Örneğin dersini çalışmayan, ödevlerini zamanında
yapmayan, öğretmeninin anlattıklarını ciddiyetle dinlemeyen, sınavda sorulan sorulara
doğru cevap veremeyen bir öğrenci düşük not alıp dersten kalınca “Beni öğretmen bıraktı, bu düşük notu hoca
verdi” diyerek bütün suçu öğretmene atıyorsa bu öğrencinin yaptığı yanlıştır
ve bu, şeytani bir tavırdır. Zira İblis de suçunu kabul etmemiş ve Yüce Allah’a
“Beni sen saptırdın” deme cüretini ve
küstahlığını göstermiştir. Dolayısıyla hatalarıyla yüzleşmek yerine bütün suçu
ve günahı başkalarına atmaya/yüklemeye ve mazeret bulmaya çalışanlar şeytanın
adımlarını takip eden zavallılardır; şeytanın velileridir.
Sonuç olarak, yaptığı hataları veya günahları
kabul etmeyerek başkalarını suçlayanlar şeytanın izinden gidenlerdir. Böyle
yapmaya devam edenlerin hakikati idrak etmeleri ve yanlıştan dönmeleri asla
mümkün değildir. Çünkü bunlar özeleştiri yapmamış, hatayı kabul etmemiş ve
başkalarını suçlayarak sorumluluktan kurtulacaklarını zannetmişlerdir.
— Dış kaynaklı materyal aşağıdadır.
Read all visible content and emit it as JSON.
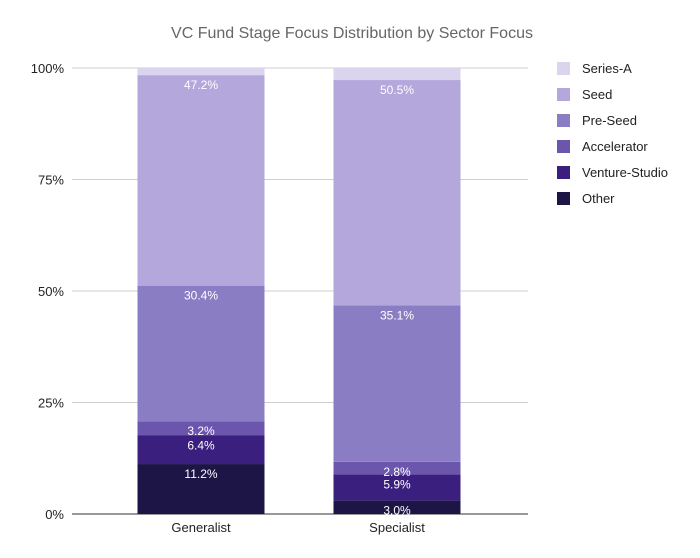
{
  "chart_data": {
    "type": "bar",
    "stacked": true,
    "title": "VC Fund Stage Focus Distribution by Sector Focus",
    "xlabel": "",
    "ylabel": "",
    "categories": [
      "Generalist",
      "Specialist"
    ],
    "ylim": [
      0,
      100
    ],
    "yticks": [
      0,
      25,
      50,
      75,
      100
    ],
    "ytick_labels": [
      "0%",
      "25%",
      "50%",
      "75%",
      "100%"
    ],
    "legend_position": "right",
    "grid": true,
    "series": [
      {
        "name": "Other",
        "color": "#1e1547",
        "values": [
          11.2,
          3.0
        ],
        "labels": [
          "11.2%",
          "3.0%"
        ]
      },
      {
        "name": "Venture-Studio",
        "color": "#3a1f7e",
        "values": [
          6.4,
          5.9
        ],
        "labels": [
          "6.4%",
          "5.9%"
        ]
      },
      {
        "name": "Accelerator",
        "color": "#6c55ac",
        "values": [
          3.2,
          2.8
        ],
        "labels": [
          "3.2%",
          "2.8%"
        ]
      },
      {
        "name": "Pre-Seed",
        "color": "#8b7dc4",
        "values": [
          30.4,
          35.1
        ],
        "labels": [
          "30.4%",
          "35.1%"
        ]
      },
      {
        "name": "Seed",
        "color": "#b3a7db",
        "values": [
          47.2,
          50.5
        ],
        "labels": [
          "47.2%",
          "50.5%"
        ]
      },
      {
        "name": "Series-A",
        "color": "#dad4ee",
        "values": [
          1.6,
          2.7
        ],
        "labels": [
          "",
          ""
        ]
      }
    ],
    "legend_order": [
      "Series-A",
      "Seed",
      "Pre-Seed",
      "Accelerator",
      "Venture-Studio",
      "Other"
    ]
  }
}
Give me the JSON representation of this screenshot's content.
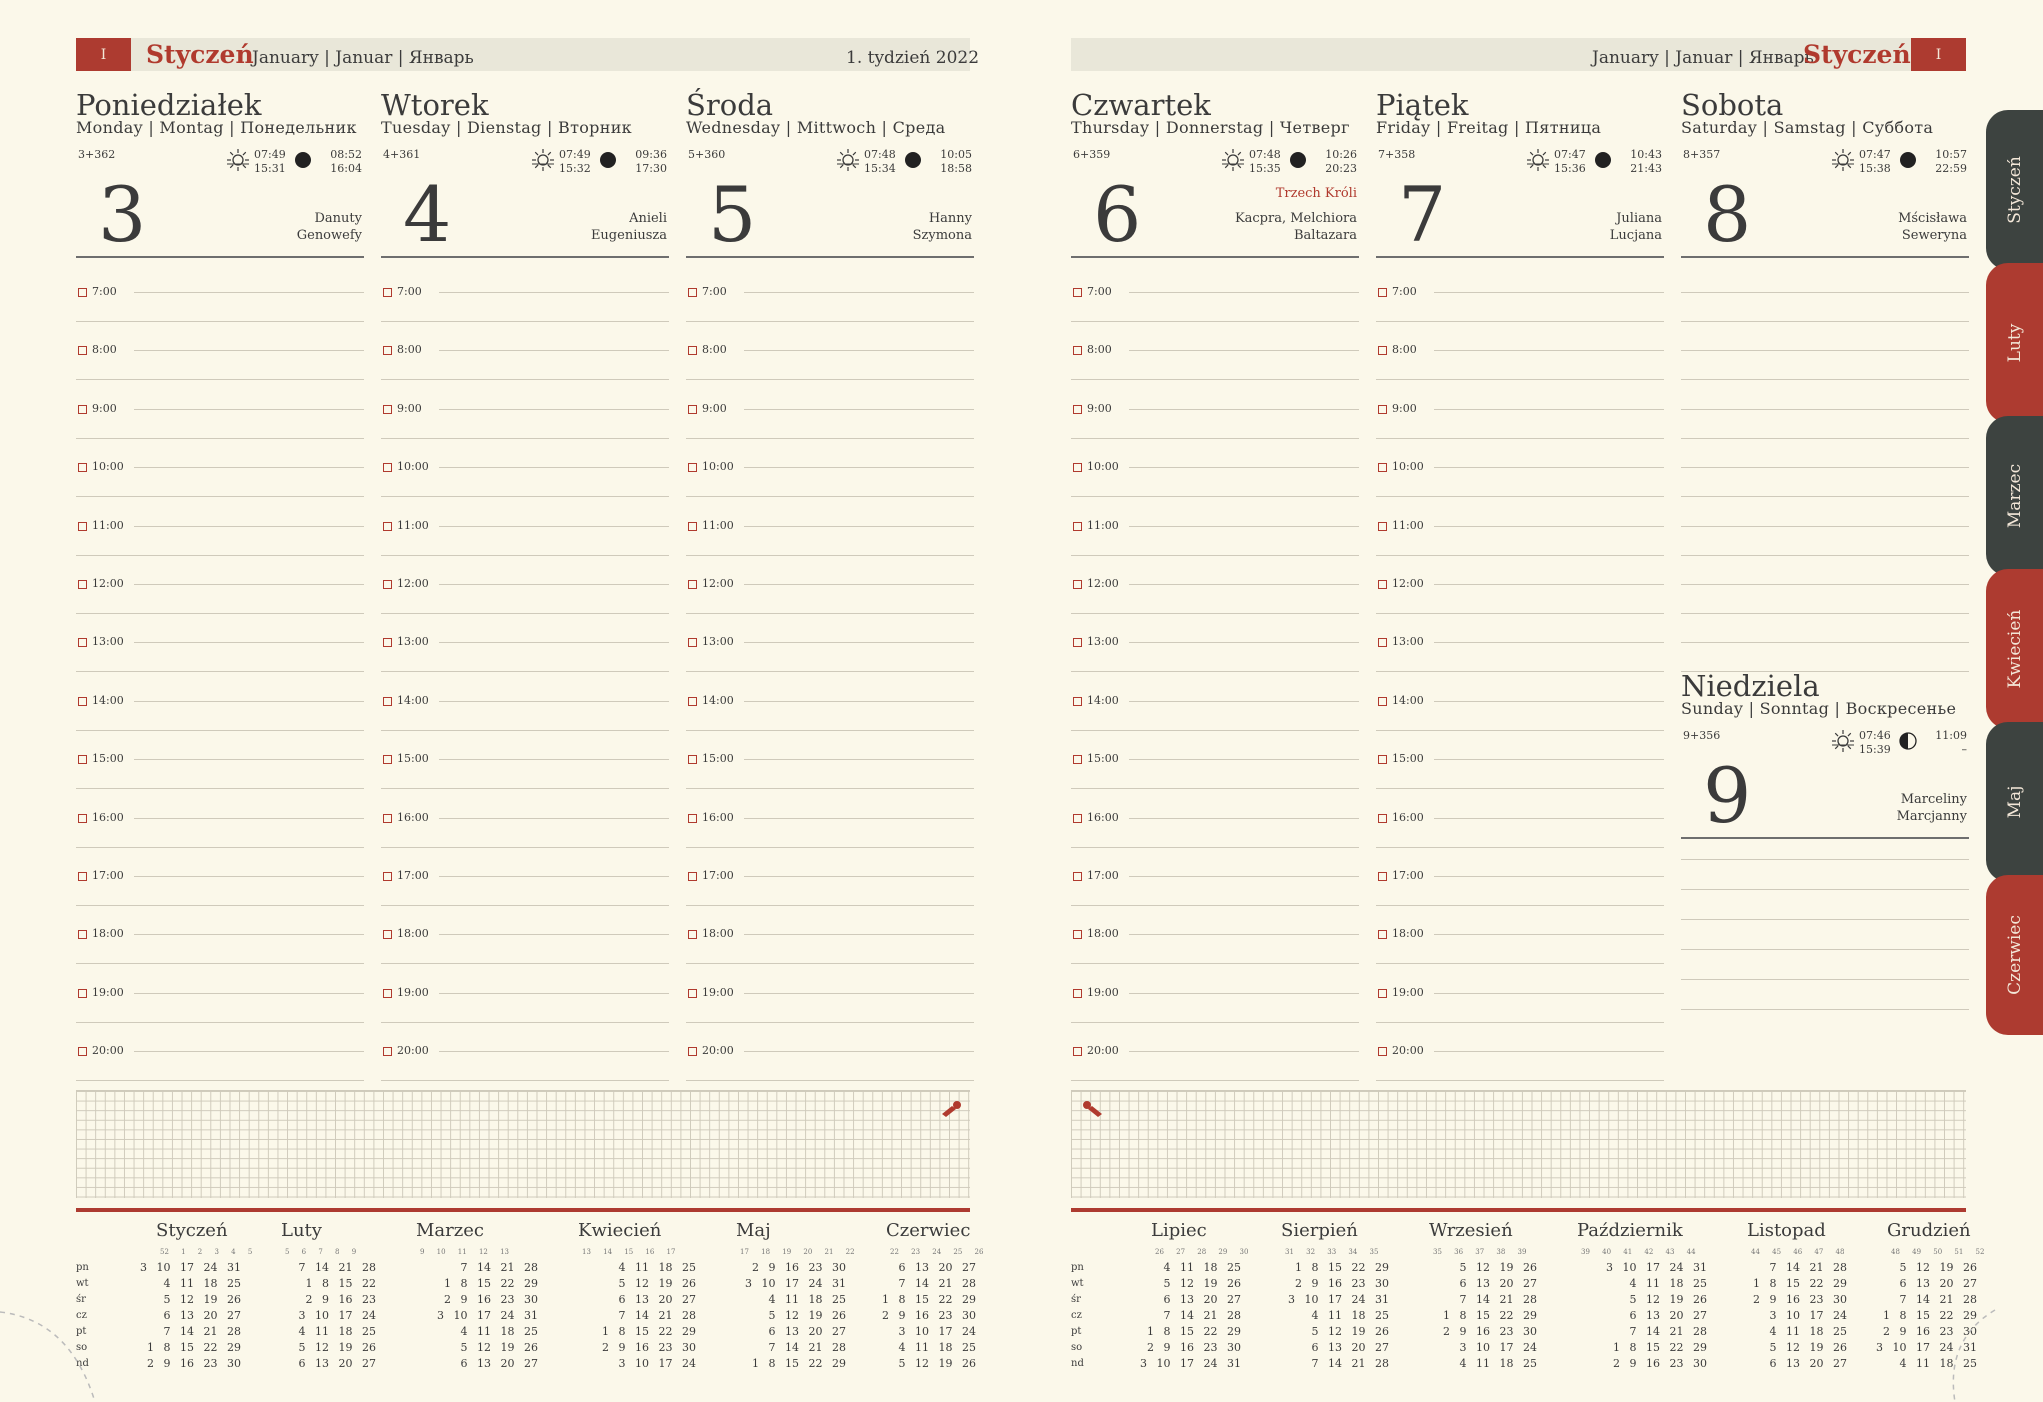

Bütün
deliller onların görüşünü/düşüncesini çürüttüğü halde onlar bilerek ve
isteyerek, saplantıyla, önyargıyla ve körü körüne o sapkın fikri takip etmeyi
sürdürmüş, aklını kullanmak yerine dost ve sırdaş edindiği ruh ikizi/ayrılmaz
yoldaşı şeytanın (Nisa, 4/38; Zuhruf, 43/36) ve şeytanlaşmış insanların süslü
yalanlarına kanmış ve böyle bir sonu bilerek ve isteyerek kendileri hazırlamışlardır.